AN art gallery assistant who wrongly thought he was suffering from cancer jumped to his death from the roof of a block of flats.

During the last two days of his life, doctors had assured Mr Stephen Neild from Prestwich that he did not have the disease. "But he wouldn't believe it," his wife, Collette, told an inquest in Manchester on Friday.

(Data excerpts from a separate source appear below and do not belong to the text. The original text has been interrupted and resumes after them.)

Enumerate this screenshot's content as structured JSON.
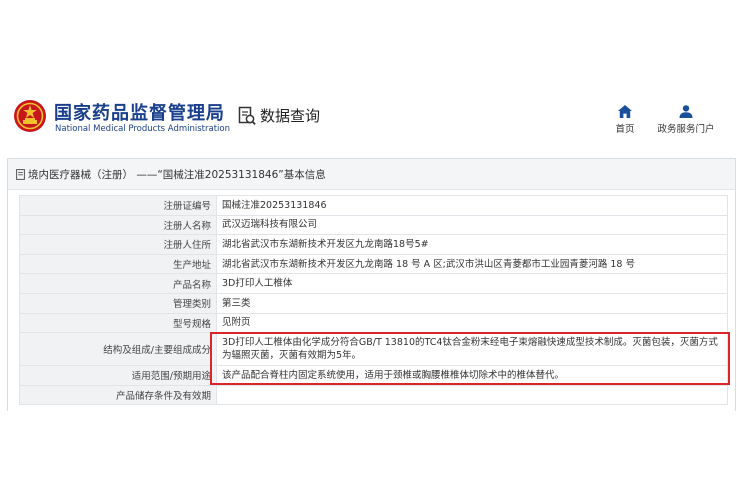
{
  "header": {
    "org_name_cn": "国家药品监督管理局",
    "org_name_en": "National Medical Products Administration",
    "query_label": "数据查询",
    "nav": [
      {
        "label": "首页",
        "icon": "home-icon"
      },
      {
        "label": "政务服务门户",
        "icon": "user-icon"
      }
    ]
  },
  "panel": {
    "title": "境内医疗器械（注册） ——“国械注准20253131846”基本信息"
  },
  "fields": [
    {
      "label": "注册证编号",
      "value": "国械注准20253131846"
    },
    {
      "label": "注册人名称",
      "value": "武汉迈瑞科技有限公司"
    },
    {
      "label": "注册人住所",
      "value": "湖北省武汉市东湖新技术开发区九龙南路18号5#"
    },
    {
      "label": "生产地址",
      "value": "湖北省武汉市东湖新技术开发区九龙南路 18 号 A 区;武汉市洪山区青菱都市工业园青菱河路 18 号"
    },
    {
      "label": "产品名称",
      "value": "3D打印人工椎体"
    },
    {
      "label": "管理类别",
      "value": "第三类"
    },
    {
      "label": "型号规格",
      "value": "见附页"
    },
    {
      "label": "结构及组成/主要组成成分",
      "value": "3D打印人工椎体由化学成分符合GB/T 13810的TC4钛合金粉末经电子束熔融快速成型技术制成。灭菌包装，灭菌方式为辐照灭菌，灭菌有效期为5年。"
    },
    {
      "label": "适用范围/预期用途",
      "value": "该产品配合脊柱内固定系统使用，适用于颈椎或胸腰椎椎体切除术中的椎体替代。"
    },
    {
      "label": "产品储存条件及有效期",
      "value": ""
    }
  ],
  "colors": {
    "brand": "#1a3f8c",
    "highlight": "#d8262a",
    "label_bg": "#f1f2f4"
  }
}
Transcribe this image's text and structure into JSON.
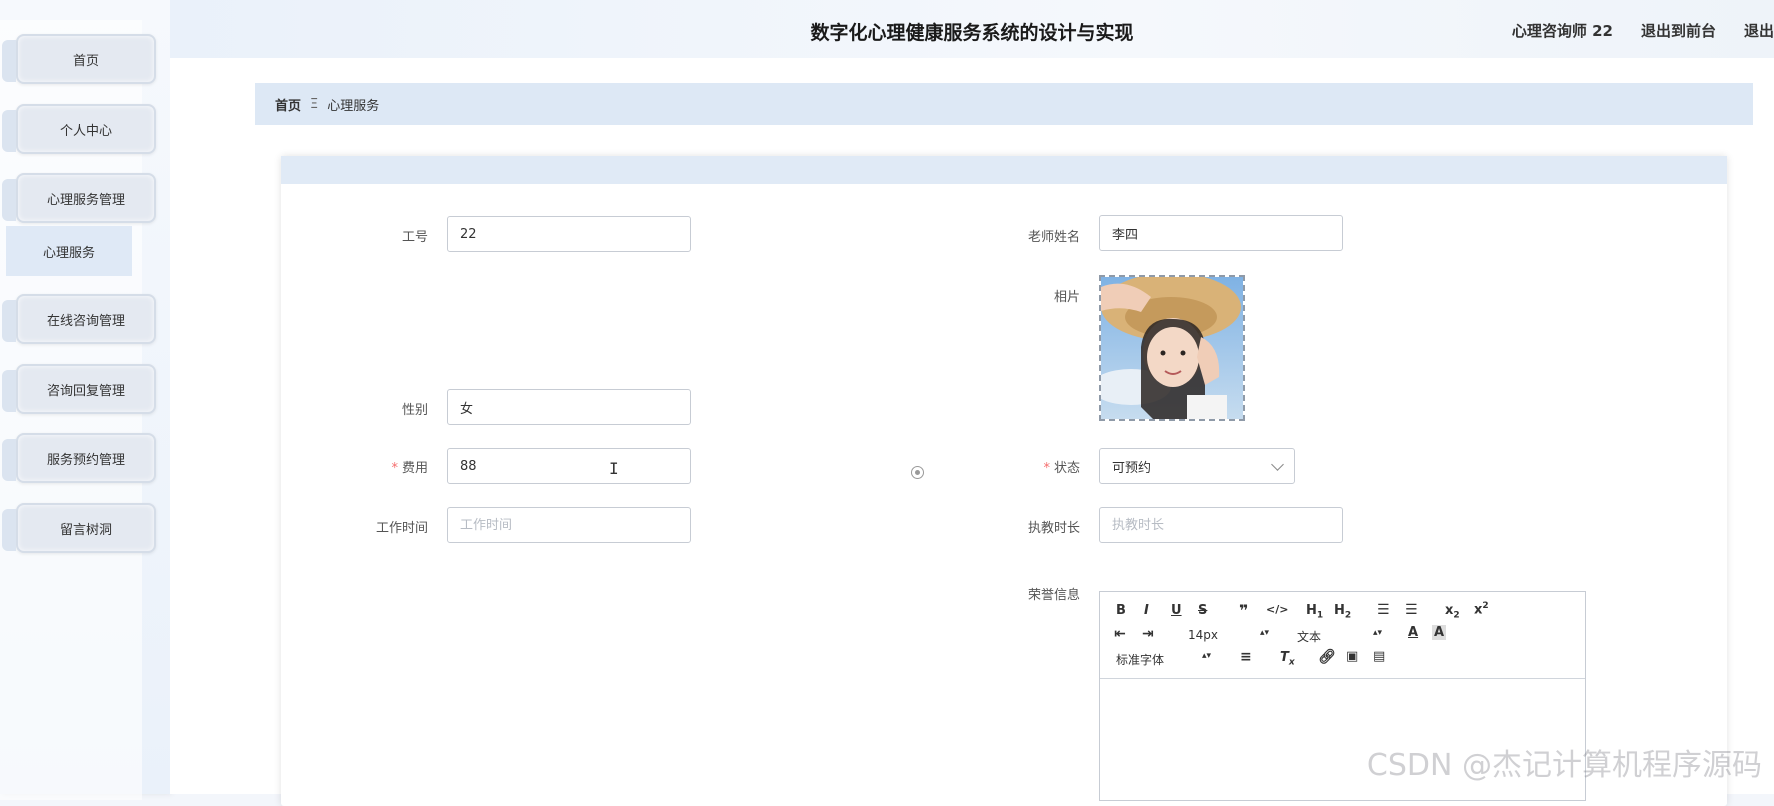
{
  "header": {
    "title": "数字化心理健康服务系统的设计与实现",
    "user": "心理咨询师 22",
    "exit_front": "退出到前台",
    "exit": "退出"
  },
  "sidebar": {
    "items": [
      {
        "label": "首页"
      },
      {
        "label": "个人中心"
      },
      {
        "label": "心理服务管理"
      },
      {
        "label": "在线咨询管理"
      },
      {
        "label": "咨询回复管理"
      },
      {
        "label": "服务预约管理"
      },
      {
        "label": "留言树洞"
      }
    ],
    "sub_item": "心理服务"
  },
  "breadcrumb": {
    "home": "首页",
    "separator": "Ξ",
    "current": "心理服务"
  },
  "form": {
    "job_no": {
      "label": "工号",
      "value": "22"
    },
    "teacher_name": {
      "label": "老师姓名",
      "value": "李四"
    },
    "photo": {
      "label": "相片"
    },
    "gender": {
      "label": "性别",
      "value": "女"
    },
    "fee": {
      "label": "费用",
      "value": "88",
      "required_mark": "*"
    },
    "status": {
      "label": "状态",
      "value": "可预约",
      "required_mark": "*"
    },
    "work_time": {
      "label": "工作时间",
      "placeholder": "工作时间"
    },
    "teaching_years": {
      "label": "执教时长",
      "placeholder": "执教时长"
    },
    "honors": {
      "label": "荣誉信息"
    }
  },
  "editor": {
    "font_size": "14px",
    "block_format": "文本",
    "font_family": "标准字体"
  },
  "watermark": "CSDN @杰记计算机程序源码"
}
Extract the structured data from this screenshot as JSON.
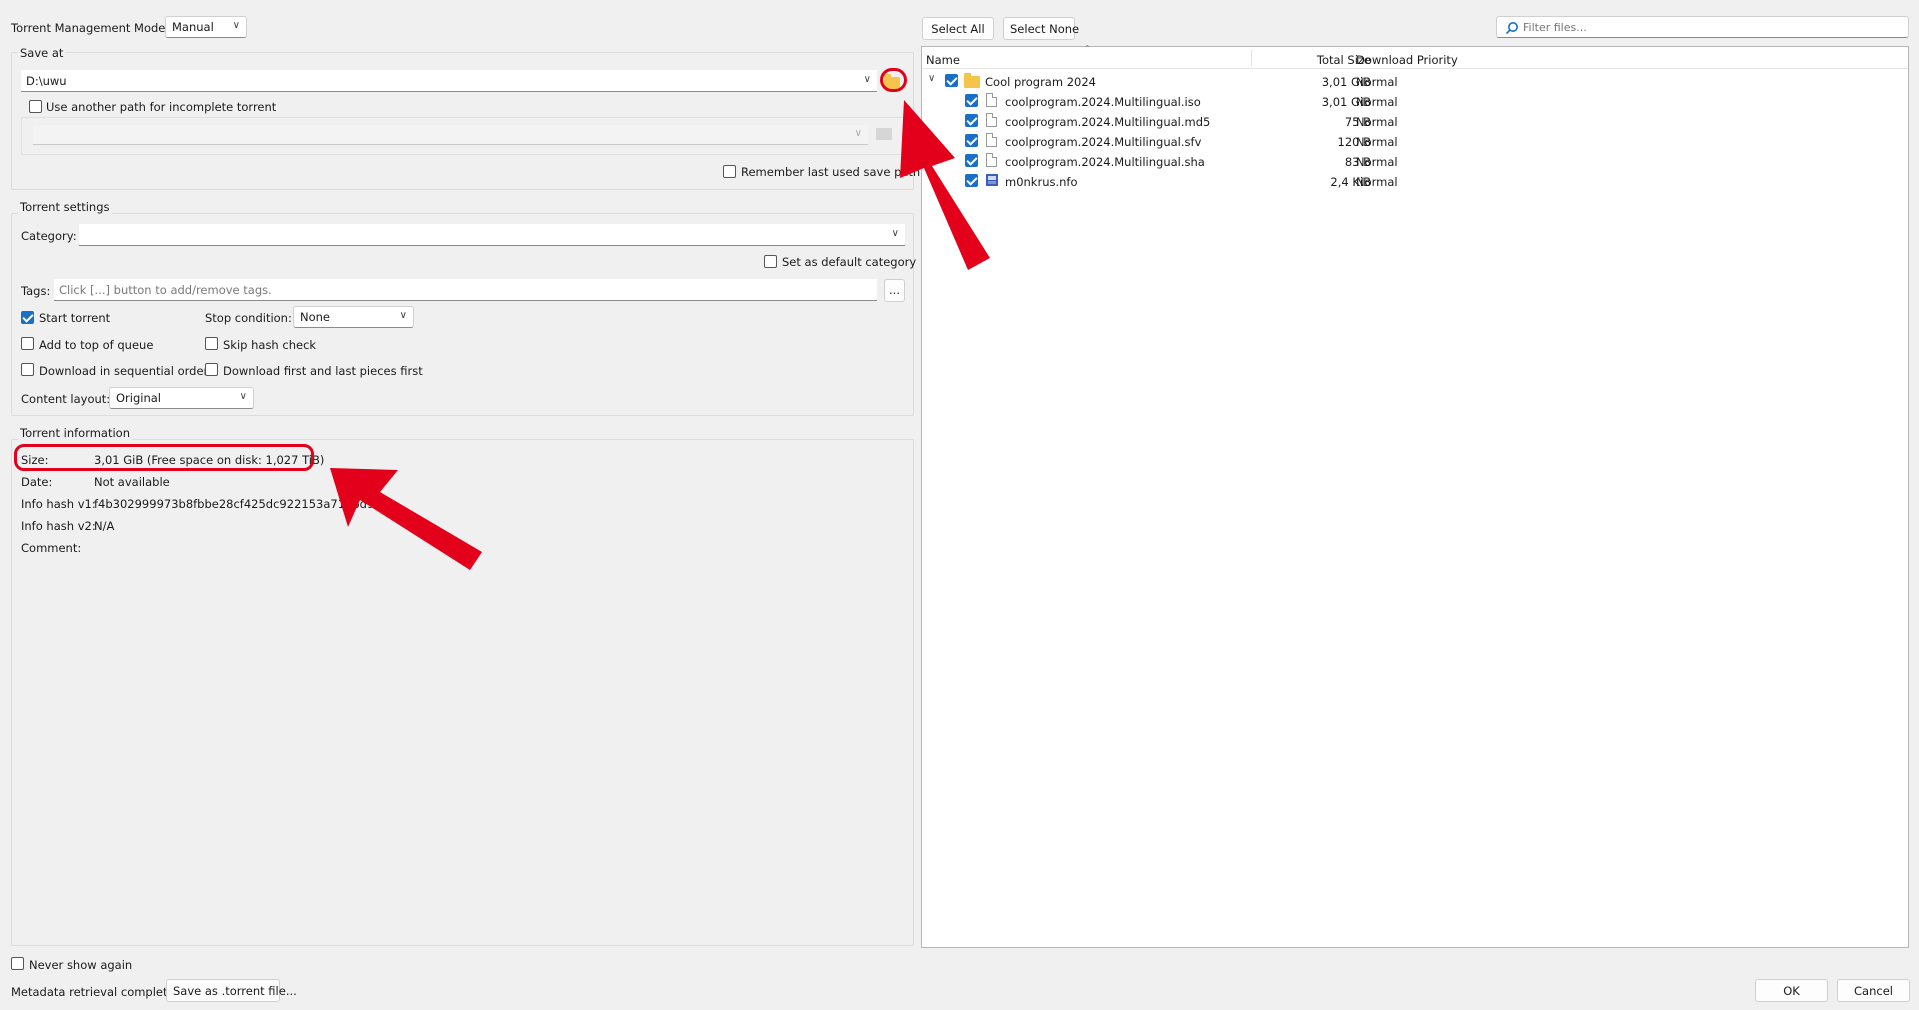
{
  "top": {
    "mode_label": "Torrent Management Mode:",
    "mode_value": "Manual",
    "select_all": "Select All",
    "select_none": "Select None",
    "filter_placeholder": "Filter files..."
  },
  "save_at": {
    "group_label": "Save at",
    "path": "D:\\uwu",
    "use_another_path": "Use another path for incomplete torrent",
    "remember": "Remember last used save path"
  },
  "settings": {
    "group_label": "Torrent settings",
    "category_label": "Category:",
    "default_category": "Set as default category",
    "tags_label": "Tags:",
    "tags_placeholder": "Click [...] button to add/remove tags.",
    "tags_button": "...",
    "start_torrent": "Start torrent",
    "stop_condition_label": "Stop condition:",
    "stop_condition_value": "None",
    "add_top": "Add to top of queue",
    "skip_hash": "Skip hash check",
    "sequential": "Download in sequential order",
    "first_last": "Download first and last pieces first",
    "layout_label": "Content layout:",
    "layout_value": "Original"
  },
  "info": {
    "group_label": "Torrent information",
    "size_label": "Size:",
    "size_value": "3,01 GiB (Free space on disk: 1,027 TiB)",
    "date_label": "Date:",
    "date_value": "Not available",
    "hash1_label": "Info hash v1:",
    "hash1_value": "f4b302999973b8fbbe28cf425dc922153a7196d9",
    "hash2_label": "Info hash v2:",
    "hash2_value": "N/A",
    "comment_label": "Comment:"
  },
  "tree": {
    "headers": [
      "Name",
      "Total Size",
      "Download Priority"
    ],
    "folder": {
      "name": "Cool program 2024",
      "size": "3,01 GiB",
      "priority": "Normal"
    },
    "files": [
      {
        "name": "coolprogram.2024.Multilingual.iso",
        "size": "3,01 GiB",
        "priority": "Normal",
        "icon": "file-icon"
      },
      {
        "name": "coolprogram.2024.Multilingual.md5",
        "size": "75 B",
        "priority": "Normal",
        "icon": "file-icon"
      },
      {
        "name": "coolprogram.2024.Multilingual.sfv",
        "size": "120 B",
        "priority": "Normal",
        "icon": "file-icon"
      },
      {
        "name": "coolprogram.2024.Multilingual.sha",
        "size": "83 B",
        "priority": "Normal",
        "icon": "file-icon"
      },
      {
        "name": "m0nkrus.nfo",
        "size": "2,4 KiB",
        "priority": "Normal",
        "icon": "nfo-icon"
      }
    ]
  },
  "bottom": {
    "never_show": "Never show again",
    "status": "Metadata retrieval complete",
    "save_torrent": "Save as .torrent file...",
    "ok": "OK",
    "cancel": "Cancel"
  },
  "colors": {
    "accent": "#1a6fc6",
    "annotation": "#e3001b"
  }
}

Mrs Neild, of Randlesham Street, Prestwich, said based on research she believed her husband, who worked at the Lowry Gallery in Manchester, had been suffering from a psychotic illness, known as somatic delusional disorder, which led him to having an impenetrable belief that he had bowel cancer. The inquest heard the couple had been together for several years but only married in Rome seven months before Mr Neild's death in April last year.

Mrs Neild said: "It was only a couple of days before the tragedy that he mentioned he had cancer. Before that, he alluded to having stomach pains. But I think he had been thinking it was cancer for some months."

Mr Neild (37) died from multiple injuries after throwing himself of the top of 11-storey high flats in Sandyhill Court, Blackley.

Coroner Mr Leonard Gorodkin said notes left by Mr Neild showed he intended to kill himself. A postmortem confirmed Mr Neild did not have cancer.

Mr Gorodkin said: "This was a man who was tormented and couldn't be consoled by his doctors or his wife. It seems to me he did have some condition that possibly was treatable but hadn't been identified in time."

The coroner recorded a verdict that Mr Neild took his own life while the balance of his mind was disturbed.